When her husband passed away, her two children were in Waco. She decided to join them to work on her doctorate in Old Testament.

“I never did write my dissertation. I did my prelim, so I’m all but dissertationed in Old Testament,” she said.

Tippit, who has been at Baylor since 1999, initially taught Hebrew and some religion classes at the George W. Truett Theological Seminary. She then made her way to teaching for the BIC.

“I make a really good BIC person because BIC is interdisciplinary, so I have probably taught more BIC classes than anybody else,” she said.

Tippit said she loves teaching it all.

“I just love learning about things,” she said. “And I love making connections about things.
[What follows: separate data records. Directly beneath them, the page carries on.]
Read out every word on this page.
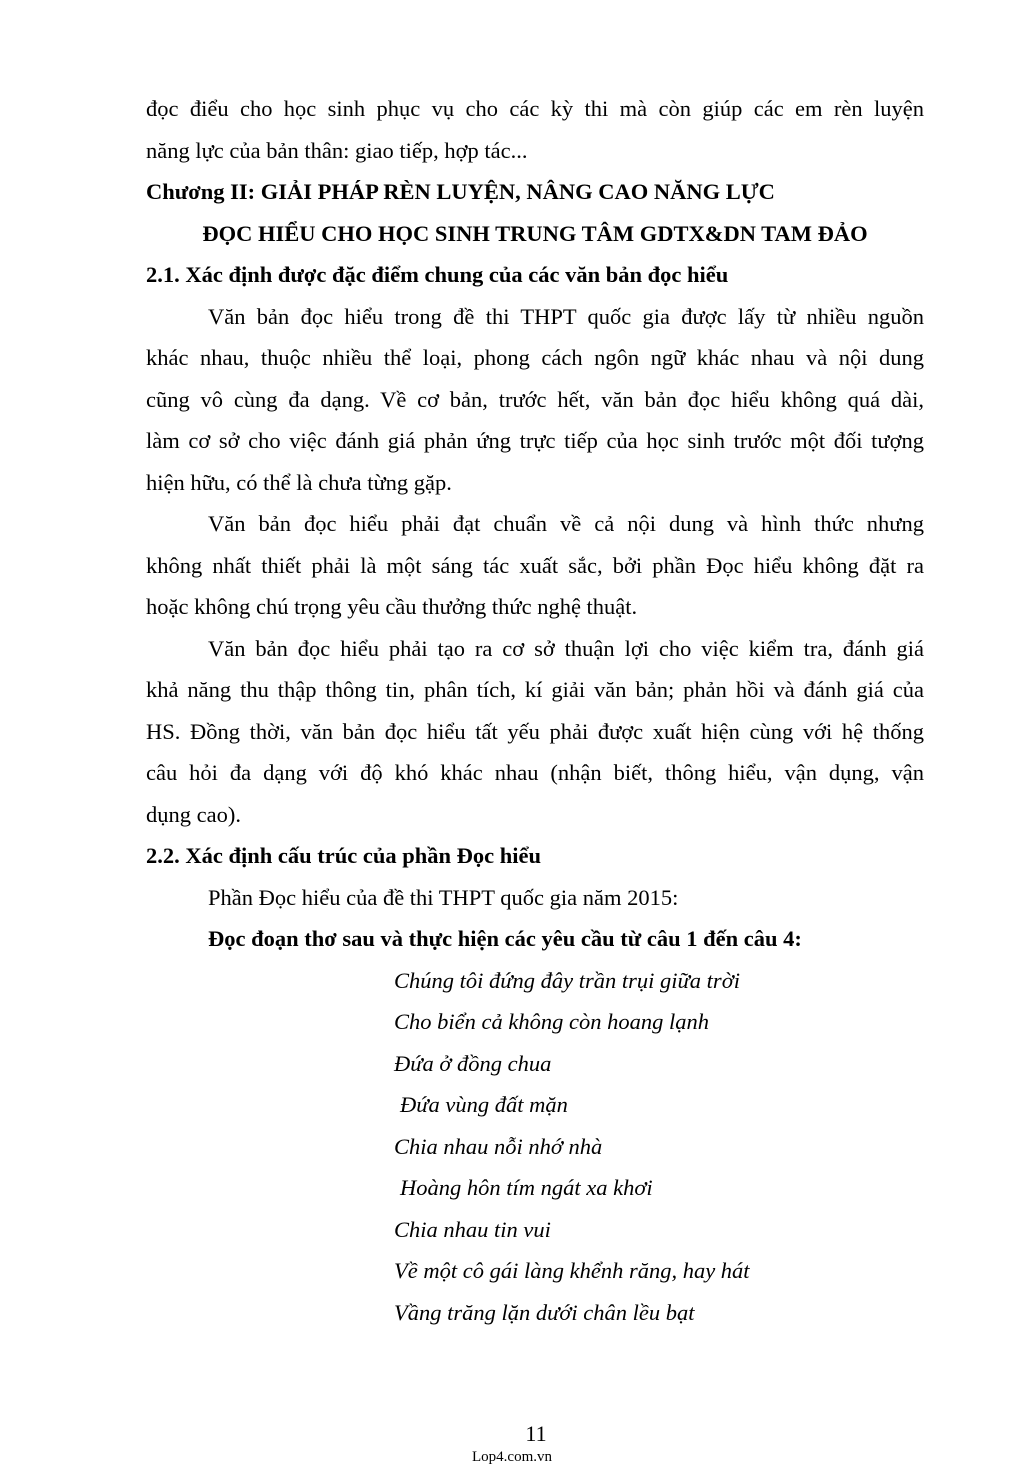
đọc điểu cho học sinh phục vụ cho các kỳ thi mà còn giúp các em rèn luyện
năng lực của bản thân: giao tiếp, hợp tác...
Chương II: GIẢI PHÁP RÈN LUYỆN, NÂNG CAO NĂNG LỰC
ĐỌC HIỂU CHO HỌC SINH TRUNG TÂM GDTX&DN TAM ĐẢO
2.1. Xác định được đặc điểm chung của các văn bản đọc hiểu
Văn bản đọc hiểu trong đề thi THPT quốc gia được lấy từ nhiều nguồn
khác nhau, thuộc nhiều thể loại, phong cách ngôn ngữ khác nhau và nội dung
cũng vô cùng đa dạng. Về cơ bản, trước hết, văn bản đọc hiểu không quá dài,
làm cơ sở cho việc đánh giá phản ứng trực tiếp của học sinh trước một đối tượng
hiện hữu, có thể là chưa từng gặp.
Văn bản đọc hiểu phải đạt chuẩn về cả nội dung và hình thức nhưng
không nhất thiết phải là một sáng tác xuất sắc, bởi phần Đọc hiểu không đặt ra
hoặc không chú trọng yêu cầu thưởng thức nghệ thuật.
Văn bản đọc hiểu phải tạo ra cơ sở thuận lợi cho việc kiểm tra, đánh giá
khả năng thu thập thông tin, phân tích, kí giải văn bản; phản hồi và đánh giá của
HS. Đồng thời, văn bản đọc hiểu tất yếu phải được xuất hiện cùng với hệ thống
câu hỏi đa dạng với độ khó khác nhau (nhận biết, thông hiểu, vận dụng, vận
dụng cao).
2.2. Xác định cấu trúc của phần Đọc hiểu
Phần Đọc hiểu của đề thi THPT quốc gia năm 2015:
Đọc đoạn thơ sau và thực hiện các yêu cầu từ câu 1 đến câu 4:
Chúng tôi đứng đây trần trụi giữa trời
Cho biển cả không còn hoang lạnh
Đứa ở đồng chua
Đứa vùng đất mặn
Chia nhau nỗi nhớ nhà
Hoàng hôn tím ngát xa khơi
Chia nhau tin vui
Về một cô gái làng khểnh răng, hay hát
Vầng trăng lặn dưới chân lều bạt
11
Lop4.com.vn
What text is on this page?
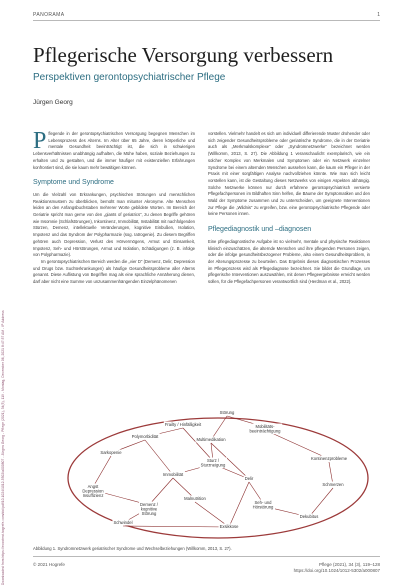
Downloaded from https://econtent.hogrefe.com/doi/pdf/10.1024/1012-5302/a000807 - Jürgen Georg - Pflege (2021), 34(3), 119 - Montag, December 06, 2021 8:47:37 AM - IP Address
PANORAMA	1
Pflegerische Versorgung verbessern
Perspektiven gerontopsychiatrischer Pflege
Jürgen Georg

P flegende in der gerontopsychiatrischen Versorgung begegnen Menschen im Lebensprozess des Alterns. Im Alter über 65 Jahre, deren körperliche und mentale Gesundheit beeinträchtigt ist, die sich in schwierigen Lebensverhältnissen unabhängig aufhalten, die Mühe haben, soziale Beziehungen zu erhalten und zu gestalten, und die immer häufiger mit existenziellen Erfahrungen konfrontiert sind, die sie kaum mehr bewältigen können.

Symptome und Syndrome

Um die Vielzahl von Erkrankungen, psychischen Störungen und menschlichen Reaktionsmustern zu überblicken, bemüht man mitunter Akronyme. Alte Menschen leiden an den Anfangsbuchstaben mehrerer Worte gebildete Worten. Im Bereich der Geriatrie spricht man gerne von den „giants of geriatrics“, zu denen Begriffe gehören wie Insomnie (Schlafstörungen), Inkontinenz, Immobilität, Instabilität mit nachfolgenden Stürzen, Demenz, intellektuelle Veränderungen, kognitive Einbußen, Isolation, Impotenz und das Syndrom der Polypharmazie (sog. Iatrogenie). Zu diesem Begriffen gehören auch Depression, Verlust des Hörvermögens, Armut und Einsamkeit, Impotenz, Seh- und Hörstörungen, Armut und Isolation, Schädigungen (z. B. infolge von Polypharmazie).

Im gerontopsychiatrischen Bereich werden die „vier D“ (Demenz, Delir, Depression und Drugs bzw. Suchterkrankungen) als häufige Gesundheitsprobleme aller Alterns genannt. Diese Auflistung von Begriffen mag als eine sprachliche Annäherung dienen, darf aber nicht eine Summe von unzusammenhängenden Einzelphänomenen

vorstellen. Vielmehr handelt es sich um individuell differierende Muster drohender oder sich zeigender Gesundheitsprobleme oder geriatrische Syndrome, die in der Geriatrie auch als „Merkmalskomplexe“ oder „Syndromnetzwerke“ bezeichnet werden (Willkomm, 2013, S. 27). Die Abbildung 1 veranschaulicht exemplarisch, wie ein solcher Komplex von Merkmalen und Symptomen oder ein Netzwerk einzelner Syndrome bei einem alternden Menschen aussehen kann, die kaum ein Pfleger in der Praxis mit einer sorgfältigen Analyse nachvollziehen könnte. Wie man sich leicht vorstellen kann, ist die Gestaltung dieses Netzwerks von einigen Aspekten abhängig. Solche Netzwerke können nur durch erfahrene gerontopsychiatrisch versierte Pflegefachpersonen im Bildhaften Sinn helfen, die Bäume der Symptomatiken und den Wald der Symptome zusammen und zu unterscheiden, um geeignete Interventionen zur Pflege die „Wildnis“ zu ergreifen, bzw. eine gerontopsychiatrische Pflegende oder keine Personen innen.

Pflegediagnostik und –diagnosen

Eine pflegediagnostische Aufgabe ist so vielmehr, mentale und physische Reaktionen klinisch einzuschätzen, die alternde Menschen und ihre pflegenden Personen zeigen, oder die infolge gesundheitsbezogener Probleme, also einem Gesundheitsproblem, in der Alterungsprozesse zu beurteilen. Das Ergebnis dieses diagnostischen Prozesses im Pflegeprozess wird als Pflegediagnose bezeichnet. Sie bildet die Grundlage, um pflegerische Interventionen auszuwählen, mit denen Pflegeergebnisse erreicht werden sollen, für die Pflegefachpersonen verantwortlich sind (Herdman et al., 2022).

Störung
Frailty / Hinfälligkeit	Mobilitäts-beeinträchtigung
Polymorbidität
Multimedikation
Sarkopenie
Sturz / Sturzneigung
Kontinenzprobleme
Immobilität
Delir
Angst Depression Insuffizienz
Schmerzen
Malnutrition
Demenz / kognitive Störung
Seh- und Hörstörung
Dekubitus
Schwindel
Exsikkose
Abbildung 1. Syndromnetzwerk geriatrischer Syndrome und Wechselbeziehungen (Willkomm, 2013, S. 27).
© 2021 Hogrefe	Pflege (2021), 34 (3), 119–128
https://doi.org/10.1024/1012-5302/a000807
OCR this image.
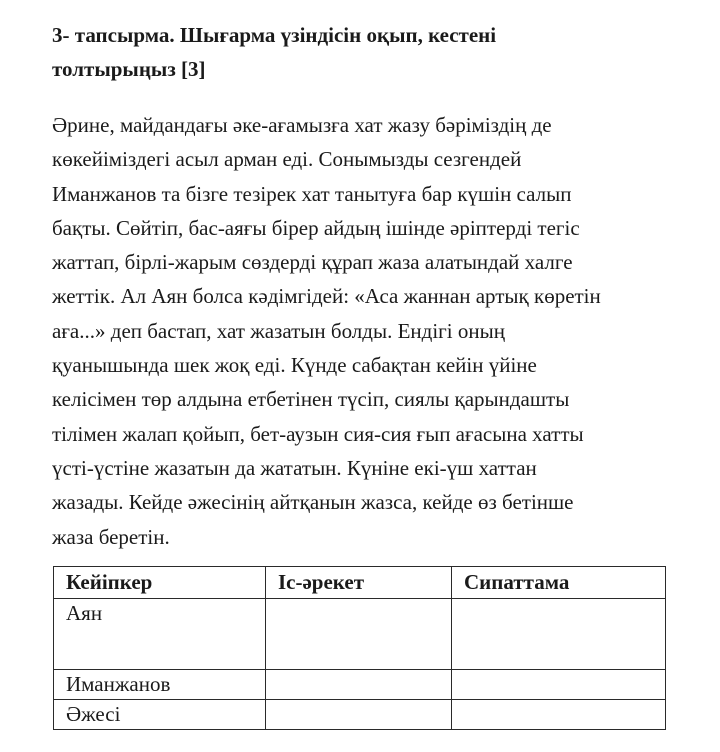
3- тапсырма. Шығарма үзіндісін оқып, кестені
толтырыңыз [3]
Әрине, майдандағы әке-ағамызға хат жазу бәріміздің де
көкейіміздегі асыл арман еді. Сонымызды сезгендей
Иманжанов та бізге тезірек хат танытуға бар күшін салып
бақты. Сөйтіп, бас-аяғы бірер айдың ішінде әріптерді тегіс
жаттап, бірлі-жарым сөздерді құрап жаза алатындай халге
жеттік. Ал Аян болса кәдімгідей: «Аса жаннан артық көретін
аға...» деп бастап, хат жазатын болды. Ендігі оның
қуанышында шек жоқ еді. Күнде сабақтан кейін үйіне
келісімен төр алдына етбетінен түсіп, сиялы қарындашты
тілімен жалап қойып, бет-аузын сия-сия ғып ағасына хатты
үсті-үстіне жазатын да жататын. Күніне екі-үш хаттан
жазады. Кейде әжесінің айтқанын жазса, кейде өз бетінше
жаза беретін.
Кейіпкер	Іс-әрекет	Сипаттама
Аян		
Иманжанов		
Әжесі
So for example, when I’m teaching social work it’s so cool to see the connections of what is happening in social world and it’s influence on biblical thought and especially ethical thought.”

Tippit, a supporter of the idea that science and religion can mix, has taught the science and religion capstone for five years.

“I would have never said that this would be my role,” Tippit said. “In fact when I started seminary, I assumed that science was gone, that I would never deal with that again.”

Throughout her life, whether it was in college, the oil business or teaching religion, Tippit often found herself as the one of the only women in her field.

Tippit was the first woman to teach in the Christianity department at Houston Baptist University.

“People would meet me on campus and say, ‘Oh, you’re the woman.’ I was like, ‘Last time I looked I was,” Tippit said with a smile.

Although she doesn’t consider herself a boundary breaker, her colleagues do.

Sharon Conry, senior lecturer in the BIC, said she has worked with Tippit for about seven years.

“She is challenging stereotypes and reservations about women in the world and work force,” Conry said when asked about Tippit working in male-dominated workplaces. “She accepted the challenges and overcame them.”